Of course you’re going to look for appropriate health insurance as you travel. The key features when you’re abroad (above and beyond the usual basics) are emergency evacuation and expatriation of remains. No one likes to think of what happens if you are seriously injured or have a major health emergency abroad, but it does happen. When it does, it can run into the hundreds of thousands of dollars in med-evac flights. Shipping a body home, god forbid, is not cheap. Get good insurance.

In addition, if you’re traveling and working with expensive electronic equipment, like we are, try to add coverage for your machines. It’s a bit scary to realize that one’s whole business rests within a laptop that could be destroyed or stolen in a place where replacing it quickly isn’t an option.

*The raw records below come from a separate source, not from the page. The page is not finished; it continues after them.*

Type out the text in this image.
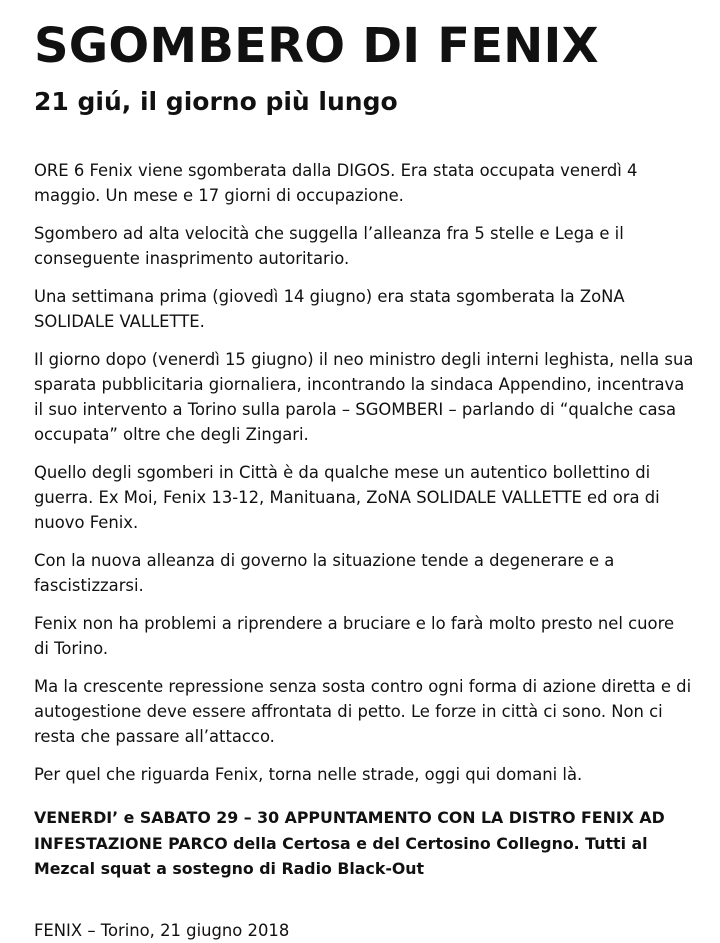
SGOMBERO DI FENIX
21 giú, il giorno più lungo

ORE 6 Fenix viene sgomberata dalla DIGOS. Era stata occupata venerdì 4 maggio. Un mese e 17 giorni di occupazione.

Sgombero ad alta velocità che suggella l’alleanza fra 5 stelle e Lega e il conseguente inasprimento autoritario.

Una settimana prima (giovedì 14 giugno) era stata sgomberata la ZoNA SOLIDALE VALLETTE.

Il giorno dopo (venerdì 15 giugno) il neo ministro degli interni leghista, nella sua sparata pubblicitaria giornaliera, incontrando la sindaca Appendino, incentrava il suo intervento a Torino sulla parola – SGOMBERI – parlando di “qualche casa occupata” oltre che degli Zingari.

Quello degli sgomberi in Città è da qualche mese un autentico bollettino di guerra. Ex Moi, Fenix 13-12, Manituana, ZoNA SOLIDALE VALLETTE ed ora di nuovo Fenix.

Con la nuova alleanza di governo la situazione tende a degenerare e a fascistizzarsi.

Fenix non ha problemi a riprendere a bruciare e lo farà molto presto nel cuore di Torino.

Ma la crescente repressione senza sosta contro ogni forma di azione diretta e di autogestione deve essere affrontata di petto. Le forze in città ci sono. Non ci resta che passare all’attacco.

Per quel che riguarda Fenix, torna nelle strade, oggi qui domani là.

VENERDI’ e SABATO 29 – 30 APPUNTAMENTO CON LA DISTRO FENIX AD INFESTAZIONE PARCO della Certosa e del Certosino Collegno. Tutti al Mezcal squat a sostegno di Radio Black-Out

FENIX – Torino, 21 giugno 2018
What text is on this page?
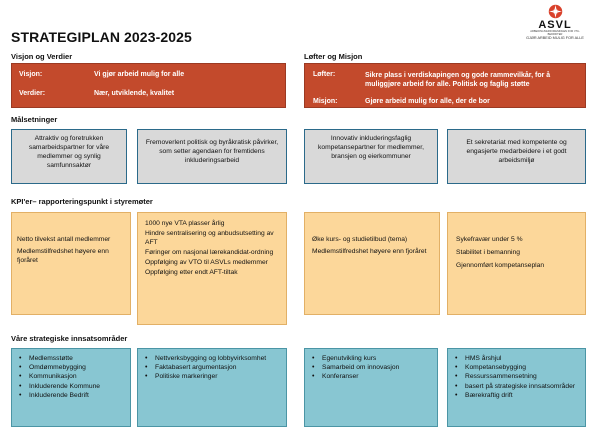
STRATEGIPLAN 2023-2025
ASVL
ARBEIDSGIVERFORENINGEN FOR VTA-BEDRIFTER
GJØR ARBEID MULIG FOR ALLE
Visjon og Verdier
Visjon:	Vi gjør arbeid mulig for alle
Verdier:	Nær, utviklende, kvalitet
Løfter og Misjon
Løfter:	Sikre plass i verdiskapingen og gode rammevilkår, for å muliggjøre arbeid for alle. Politisk og faglig støtte
Misjon:	Gjøre arbeid mulig for alle, der de bor
Målsetninger
Attraktiv og foretrukken samarbeidspartner for våre medlemmer og synlig samfunnsaktør
Fremoverlent politisk og byråkratisk påvirker, som setter agendaen for fremtidens inkluderingsarbeid
Innovativ inkluderingsfaglig kompetansepartner for medlemmer, bransjen og eierkommuner
Et sekretariat med kompetente og engasjerte medarbeidere i et godt arbeidsmiljø
KPI'er– rapporteringspunkt i styremøter

Netto tilvekst antall medlemmer

Medlemstilfredshet høyere enn fjoråret

1000 nye VTA plasser årlig

Hindre sentralisering og anbudsutsetting av AFT

Føringer om nasjonal lærekandidat-ordning

Oppfølging av VTO til ASVLs medlemmer

Oppfølging etter endt AFT-tiltak

Øke kurs- og studietilbud (tema)

Medlemstilfredshet høyere enn fjoråret

Sykefravær under 5 %

Stabilitet i bemanning

Gjennomført kompetanseplan

Våre strategiske innsatsområder
• Medlemsstøtte
• Omdømmebygging
• Kommunikasjon
• Inkluderende Kommune
• Inkluderende Bedrift
• Nettverksbygging og lobbyvirksomhet
• Faktabasert argumentasjon
• Politiske markeringer
• Egenutvikling kurs
• Samarbeid om innovasjon
• Konferanser
• HMS årshjul
• Kompetansebygging
• Ressurssammensetning
• basert på strategiske innsatsområder
• Bærekraftig drift
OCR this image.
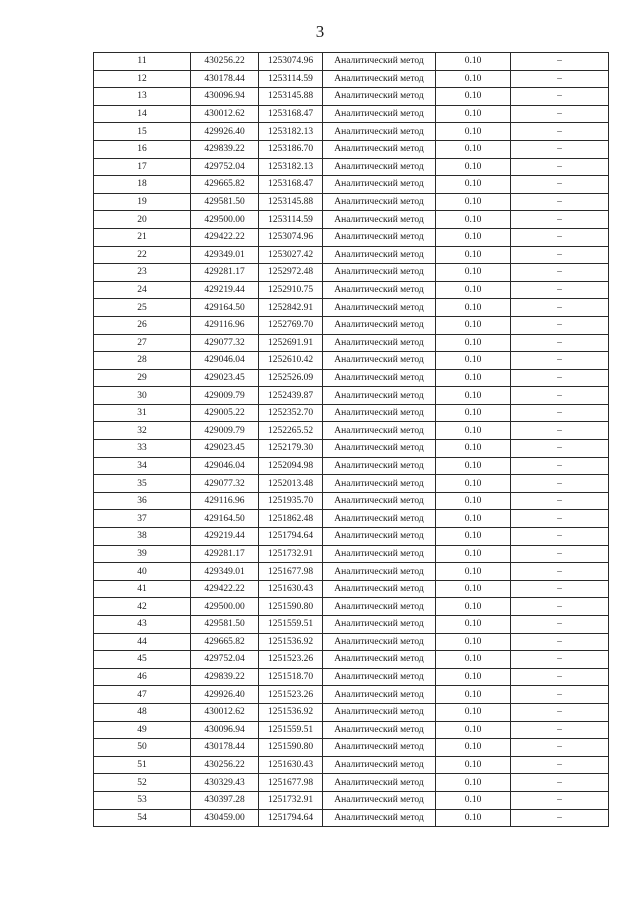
3
11	430256.22	1253074.96	Аналитический метод	0.10	–
12	430178.44	1253114.59	Аналитический метод	0.10	–
13	430096.94	1253145.88	Аналитический метод	0.10	–
14	430012.62	1253168.47	Аналитический метод	0.10	–
15	429926.40	1253182.13	Аналитический метод	0.10	–
16	429839.22	1253186.70	Аналитический метод	0.10	–
17	429752.04	1253182.13	Аналитический метод	0.10	–
18	429665.82	1253168.47	Аналитический метод	0.10	–
19	429581.50	1253145.88	Аналитический метод	0.10	–
20	429500.00	1253114.59	Аналитический метод	0.10	–
21	429422.22	1253074.96	Аналитический метод	0.10	–
22	429349.01	1253027.42	Аналитический метод	0.10	–
23	429281.17	1252972.48	Аналитический метод	0.10	–
24	429219.44	1252910.75	Аналитический метод	0.10	–
25	429164.50	1252842.91	Аналитический метод	0.10	–
26	429116.96	1252769.70	Аналитический метод	0.10	–
27	429077.32	1252691.91	Аналитический метод	0.10	–
28	429046.04	1252610.42	Аналитический метод	0.10	–
29	429023.45	1252526.09	Аналитический метод	0.10	–
30	429009.79	1252439.87	Аналитический метод	0.10	–
31	429005.22	1252352.70	Аналитический метод	0.10	–
32	429009.79	1252265.52	Аналитический метод	0.10	–
33	429023.45	1252179.30	Аналитический метод	0.10	–
34	429046.04	1252094.98	Аналитический метод	0.10	–
35	429077.32	1252013.48	Аналитический метод	0.10	–
36	429116.96	1251935.70	Аналитический метод	0.10	–
37	429164.50	1251862.48	Аналитический метод	0.10	–
38	429219.44	1251794.64	Аналитический метод	0.10	–
39	429281.17	1251732.91	Аналитический метод	0.10	–
40	429349.01	1251677.98	Аналитический метод	0.10	–
41	429422.22	1251630.43	Аналитический метод	0.10	–
42	429500.00	1251590.80	Аналитический метод	0.10	–
43	429581.50	1251559.51	Аналитический метод	0.10	–
44	429665.82	1251536.92	Аналитический метод	0.10	–
45	429752.04	1251523.26	Аналитический метод	0.10	–
46	429839.22	1251518.70	Аналитический метод	0.10	–
47	429926.40	1251523.26	Аналитический метод	0.10	–
48	430012.62	1251536.92	Аналитический метод	0.10	–
49	430096.94	1251559.51	Аналитический метод	0.10	–
50	430178.44	1251590.80	Аналитический метод	0.10	–
51	430256.22	1251630.43	Аналитический метод	0.10	–
52	430329.43	1251677.98	Аналитический метод	0.10	–
53	430397.28	1251732.91	Аналитический метод	0.10	–
54	430459.00	1251794.64	Аналитический метод	0.10	–
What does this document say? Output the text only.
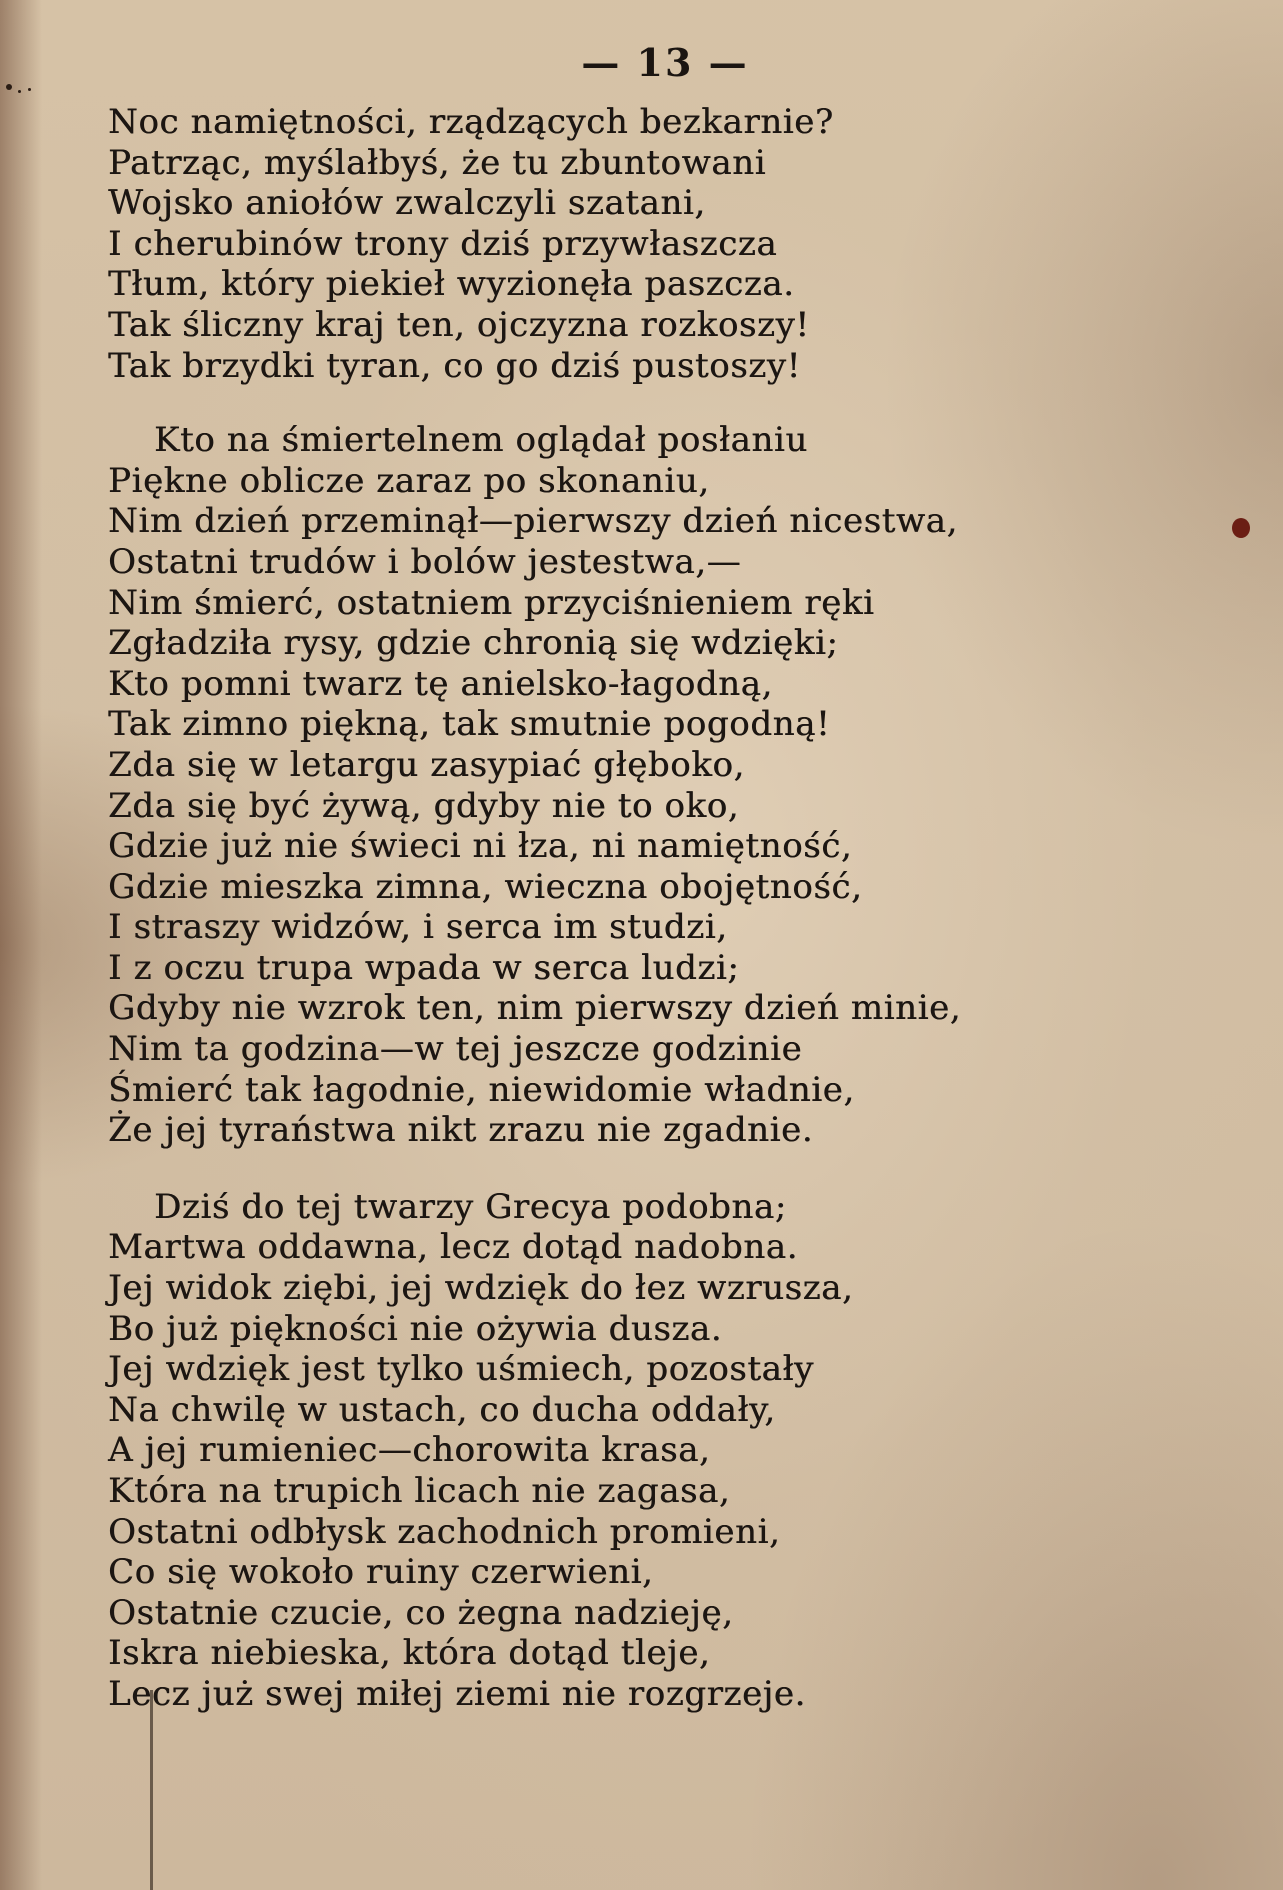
— 13 —
Noc namiętności, rządzących bezkarnie?
Patrząc, myślałbyś, że tu zbuntowani
Wojsko aniołów zwalczyli szatani,
I cherubinów trony dziś przywłaszcza
Tłum, który piekieł wyzionęła paszcza.
Tak śliczny kraj ten, ojczyzna rozkoszy!
Tak brzydki tyran, co go dziś pustoszy!
Kto na śmiertelnem oglądał posłaniu
Piękne oblicze zaraz po skonaniu,
Nim dzień przeminął—pierwszy dzień nicestwa,
Ostatni trudów i bolów jestestwa,—
Nim śmierć, ostatniem przyciśnieniem ręki
Zgładziła rysy, gdzie chronią się wdzięki;
Kto pomni twarz tę anielsko-łagodną,
Tak zimno piękną, tak smutnie pogodną!
Zda się w letargu zasypiać głęboko,
Zda się być żywą, gdyby nie to oko,
Gdzie już nie świeci ni łza, ni namiętność,
Gdzie mieszka zimna, wieczna obojętność,
I straszy widzów, i serca im studzi,
I z oczu trupa wpada w serca ludzi;
Gdyby nie wzrok ten, nim pierwszy dzień minie,
Nim ta godzina—w tej jeszcze godzinie
Śmierć tak łagodnie, niewidomie władnie,
Że jej tyraństwa nikt zrazu nie zgadnie.
Dziś do tej twarzy Grecya podobna;
Martwa oddawna, lecz dotąd nadobna.
Jej widok ziębi, jej wdzięk do łez wzrusza,
Bo już piękności nie ożywia dusza.
Jej wdzięk jest tylko uśmiech, pozostały
Na chwilę w ustach, co ducha oddały,
A jej rumieniec—chorowita krasa,
Która na trupich licach nie zagasa,
Ostatni odbłysk zachodnich promieni,
Co się wokoło ruiny czerwieni,
Ostatnie czucie, co żegna nadzieję,
Iskra niebieska, która dotąd tleje,
Lecz już swej miłej ziemi nie rozgrzeje.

Think about your layers of contingency, storing data in a way that will be restorable should the worst happen, and what your back up plan is, if you need it.


On connectivity


The internet is surprisingly ubiquitous. Whether it’s of a quality that will support your online work is another question entirely. That information can often be found through contact with other digital nomads who’ve been where you’re going. Ask them for specific recommendations for companies and individuals who provide good service. Your business depends on it.

We always have a back up plan. Usually a cellular modem or tethering to our phones (although this isn’t an option everywhere). One relatively new option for Americans traveling abroad is T-Mobile’s International plan. I’ve been testing it for about a year now and have been surprised by the seamless coverage, at no additional charge for data or text, in a decent range of countries (read their fine print).


There’s an App for That!


Here are our favorite apps and tools that we use on a regular basis:

Evernote


A myriad of uses, professionally and personally.

WhatsApp


Free text messaging, internationally.

Airbnb


Find your next location independent home office on the fly.

CamScanner


Perfect for scanning in receipts or documents with your phone.

Time Master


Keep track of your hours for your various clients and generate billing reports from within the app.

Meeting Planner


Have a meeting with people in Christchurch, Tokyo, Mumbai and NYC at the same time? This app will help you figure out when you can schedule that meeting for everyone’s convenience.

TripIt


Keep all of your travel documents sorted by trip.

Word Lens


Use your phone to translate print from language you don’t know, to English.

Line


An alternative to Skype with more features.

Slack


A great app for reducing email and increasing productivity and communication within your team.